Klaudia Jachira i jej problemy. Pato-artystka tropi SMS-owy spisek [FOTO]

Klaudia Jachira. Foto: YouTube
Klaudia Jachira. Foto: YouTube
REKLAMA

Klaudia Jachira szykuje się do rozpoczęcia pracy jako poseł. Pato-artystka niecierpliwie spogląda w telefon wyczekując nowych wiadomości. A te – jak na złość – nie spełniają jej oczekiwań.

Za pośrednictwem mediów społecznościowych Jachira poinformowała, że otrzymała SMS-a z informacją o pierwszym posiedzeniu Sejmu. Ku jej rozczarowaniu, zabrakło w niej szczegółów o porządku obrad.

REKLAMA

Problem jednak w tym, że porządek pierwszego posiedzenia jest opisany w 1 rozdziale regulaminu Sejmu. To są pierwsze strony, które wypadałoby, aby każdy poseł znał. Albo przynajmniej nie obnosił się z faktem, że nie zna.

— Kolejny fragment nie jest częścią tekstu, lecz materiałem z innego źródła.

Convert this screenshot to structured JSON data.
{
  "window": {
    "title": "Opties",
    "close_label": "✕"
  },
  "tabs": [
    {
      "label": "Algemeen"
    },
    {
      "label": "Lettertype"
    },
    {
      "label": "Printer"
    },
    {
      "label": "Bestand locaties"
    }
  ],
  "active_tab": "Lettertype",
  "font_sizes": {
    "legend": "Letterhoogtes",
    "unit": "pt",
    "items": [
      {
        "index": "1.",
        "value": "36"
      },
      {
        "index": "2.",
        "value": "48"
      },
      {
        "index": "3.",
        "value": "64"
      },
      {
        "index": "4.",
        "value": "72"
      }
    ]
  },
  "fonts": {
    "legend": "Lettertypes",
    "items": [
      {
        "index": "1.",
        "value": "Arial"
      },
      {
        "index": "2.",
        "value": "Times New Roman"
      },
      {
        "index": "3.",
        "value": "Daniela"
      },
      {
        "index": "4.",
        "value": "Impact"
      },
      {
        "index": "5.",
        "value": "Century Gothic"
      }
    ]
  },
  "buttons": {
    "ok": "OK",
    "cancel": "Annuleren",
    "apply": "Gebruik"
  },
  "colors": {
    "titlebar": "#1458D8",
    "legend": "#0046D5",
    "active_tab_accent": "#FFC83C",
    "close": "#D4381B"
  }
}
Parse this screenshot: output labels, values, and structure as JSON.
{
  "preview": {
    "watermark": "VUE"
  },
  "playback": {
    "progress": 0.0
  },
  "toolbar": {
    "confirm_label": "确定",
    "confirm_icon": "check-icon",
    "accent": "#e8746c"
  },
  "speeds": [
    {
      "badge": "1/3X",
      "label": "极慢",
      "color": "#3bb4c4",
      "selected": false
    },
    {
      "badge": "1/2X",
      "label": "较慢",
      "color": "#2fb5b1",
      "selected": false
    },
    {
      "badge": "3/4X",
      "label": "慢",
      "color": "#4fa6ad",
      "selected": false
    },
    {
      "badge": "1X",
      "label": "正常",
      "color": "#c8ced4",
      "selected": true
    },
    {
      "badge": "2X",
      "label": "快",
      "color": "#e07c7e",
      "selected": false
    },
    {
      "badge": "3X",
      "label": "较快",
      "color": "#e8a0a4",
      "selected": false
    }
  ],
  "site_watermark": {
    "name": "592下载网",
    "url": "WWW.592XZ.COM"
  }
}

Co bystrzejsi internauci zwrócili Jachirze uwagę, że po prostu palnęła głupotę. Mieniąca się aktorką nowa poseł niewiele sobie jednak z tych uwag robiła. I kontynuując zarzuty o braku porządku obrad, zaczęła tropić kolejny spisek.

Oto bowiem do Jachiry przyszło SMS-em zaproszenie na… Mszę Świętą z okazji nowej kadencji Sejmu. Tego było już za wiele, nerwy na wodzy nie zostały utrzymane. W sukurs nowej poseł przyszła Wanda Nowicka, która zarzuciła naruszenie GIODO. Sęk w tym, że rzeczone GIODO od półtora roku nie obowiązuje.

Gdy emocje już opadły, do sprawy krótko odniósł się szef Centrum Informacyjnego Sejmu, Andrzej Grzegrzółka. „Tego typu komunikacja służy powiadamianiu posłów o różnego rodzaju sprawach, związanych z parlamentem (przede wszystkim z posiedzeniami izby, ale nie tylko). System SMS działa od wielu lat” – napisał.